Missouri did not formally move to claim the land south of the Sullivan Line to the mouth of the Des Moines at Keokuk, Iowa became known as Half Breed Tract and was declared part of Iowa when it joined the Union in 1846. Since it is 25 mi south of the Sullivan Line it is the southernmost point in Iowa.

==Honey War==
After Sullivan died in 1830, the Sullivan Line was extended in the west to the Missouri River in 1836 as the U.S. government in the Platte Purchase bought all the land west from the Indian Boundary Line and then permitted Missouri to annex the land. As part of the purchase, Missouri wanted the Sullivan Line resurveyed. Joseph C. Brown who was involved with establishing the Fifth Principal Meridian from which most of land in the Louisiana Territory was mapped was hired by Missouri to resurvey the land. Brown was to say that instead of using the mouth of the Kansas, the northern should have been determined by its relation to the mouth of Ohio River. Brown said the border should be 9.5 mi north of the Sullivan Line at what is now Lacey-Keosauqua State Park in Keosauqua, Iowa. Brown's Line was not recognized by Iowa. Missouri sent Clark County, Missouri sheriff to collect taxes in the strip and was arrested. According to legend Missouri tax collectors cut down three trees that had honey bee hives to collect honey in lieu of taxes. State militias from both Missouri and Iowa were called out before the governors eventually agreed to let the Supreme Court decide the case which it did in State of Missouri v. State of Iowa, 48 U.S. 660 (1849), upholding the Sullivan Line noting that is how it was written in state's constitution. The line was resurveyed to correct various jogs as disputes were to continue over the line into the 20th century.

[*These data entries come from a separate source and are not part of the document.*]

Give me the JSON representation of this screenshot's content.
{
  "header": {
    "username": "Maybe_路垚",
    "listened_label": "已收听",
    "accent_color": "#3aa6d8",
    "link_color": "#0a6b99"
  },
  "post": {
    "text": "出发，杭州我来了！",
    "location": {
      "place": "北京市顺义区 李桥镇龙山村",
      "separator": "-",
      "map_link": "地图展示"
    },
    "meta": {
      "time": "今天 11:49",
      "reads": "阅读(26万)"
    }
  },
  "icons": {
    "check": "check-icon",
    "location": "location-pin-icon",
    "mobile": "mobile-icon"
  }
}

==Illinois and Michigan Canal==
In addition to his surveys in Missouri, Sullivan also surveyed a 20 mi strip of land on either side of the Chicago River extending from Lake Michigan to the Fox River (Illinois River tributary). This was to ultimately clear the way for the Illinois and Michigan Canal and eventually the Chicago Sanitary and Ship Canal connecting Lake Michigan, Chicago, Illinois to the Illinois River and ultimately the Mississippi. The survey done in 1818-1819 on land ceded by the Sauk and Meskwaki in the Treaty of St. Louis. The survey resulted in several streets in Chicago having a diagonal that is at odds with the city's grid pattern.